Saturday, June 13, 2015

Opiorphin

On that first night when we crammed all of us
into your back seat
and tried to rub the melanin off our skin;
you traced your tongue around the arch of my back and called me magic.

your tongue has become a practiced prayer i say to rid myself of the pain.
you're lying on my bed humming into my skin
because we have nothing to say to each other.
i'm using you for metaphors and similes for love,
tearing pieces of us to reclaim a part of me that has forgotten to write since...
well, since.
you ask me about work a million times because really when our mouths aren't full with each other,
we remember all the ways that we're going to regret this.
i shouldn't be making a home in another's body
but you pull me to you at 2 am and suddenly i don't know what to do with my legs
i haven't stared at them and wondered how high they can jump since you came along.

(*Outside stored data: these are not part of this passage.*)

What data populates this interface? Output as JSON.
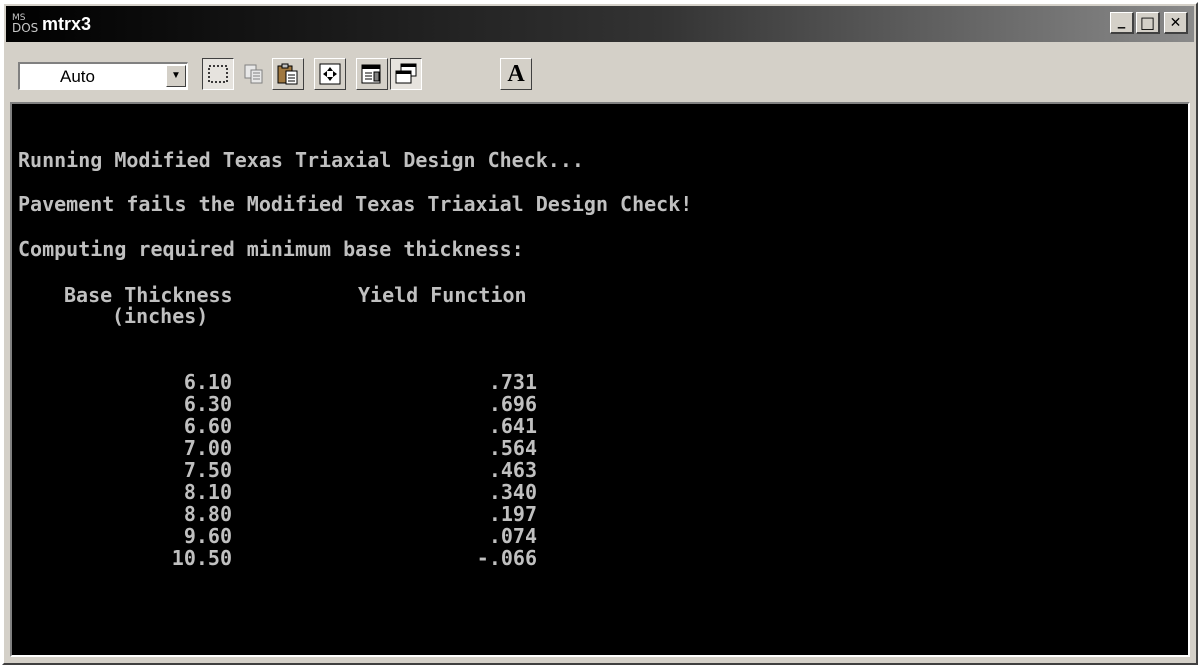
{
  "window": {
    "icon_line1": "MS",
    "icon_line2": "DOS",
    "title": "mtrx3",
    "minimize_glyph": "_",
    "maximize_glyph": "□",
    "close_glyph": "✕"
  },
  "toolbar": {
    "font_select_value": "Auto",
    "dropdown_glyph": "▼",
    "buttons": [
      "mark-icon",
      "copy-icon",
      "paste-icon",
      "full-screen-icon",
      "properties-icon",
      "background-icon",
      "font-icon"
    ],
    "font_button_label": "A"
  },
  "console": {
    "line1": "Running Modified Texas Triaxial Design Check...",
    "line2": "Pavement fails the Modified Texas Triaxial Design Check!",
    "line3": "Computing required minimum base thickness:",
    "header_col1": "Base Thickness",
    "header_col1_unit": "(inches)",
    "header_col2": "Yield Function",
    "rows": [
      {
        "thickness": "6.10",
        "yield": ".731"
      },
      {
        "thickness": "6.30",
        "yield": ".696"
      },
      {
        "thickness": "6.60",
        "yield": ".641"
      },
      {
        "thickness": "7.00",
        "yield": ".564"
      },
      {
        "thickness": "7.50",
        "yield": ".463"
      },
      {
        "thickness": "8.10",
        "yield": ".340"
      },
      {
        "thickness": "8.80",
        "yield": ".197"
      },
      {
        "thickness": "9.60",
        "yield": ".074"
      },
      {
        "thickness": "10.50",
        "yield": "-.066"
      }
    ]
  },
  "colors": {
    "console_background": "#000000",
    "console_text": "#c0c0c0",
    "chrome": "#d4d0c8"
  }
}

love shouldn't look like a scrawny, skinny boy who laughs into my skin and doesn't know what to say to me after his lips leave mine to draw breath
i'm not afraid of being moved anymore
but this is not love or the beginning of it

my therapist thinks i lie to her,
i do.
she asks me if i've thought about hurting myself or anyone else,
i say no and that's the truth. i've learnt to transfer the pain into a sea of dark skin.
she asks again if i would ever consider drugs,
i say no. you can tell she's come to the end with me.
i don't have any anecdotes to tell her,
i'm supposed to be happy. i don't fit.
i bore my therapist.

i get to decide who i share this temple with.
the last person i let worship in it burnt it to the ground.
so you get no fire, you get no fuel.
you can stay and pray till you get tired of the silence and leave.

when you stumble out of my bed in the morning,
i smile and wait for the shame to come.
and each time it arrives,
i'm reminded that i am indeed a Nigerian woman.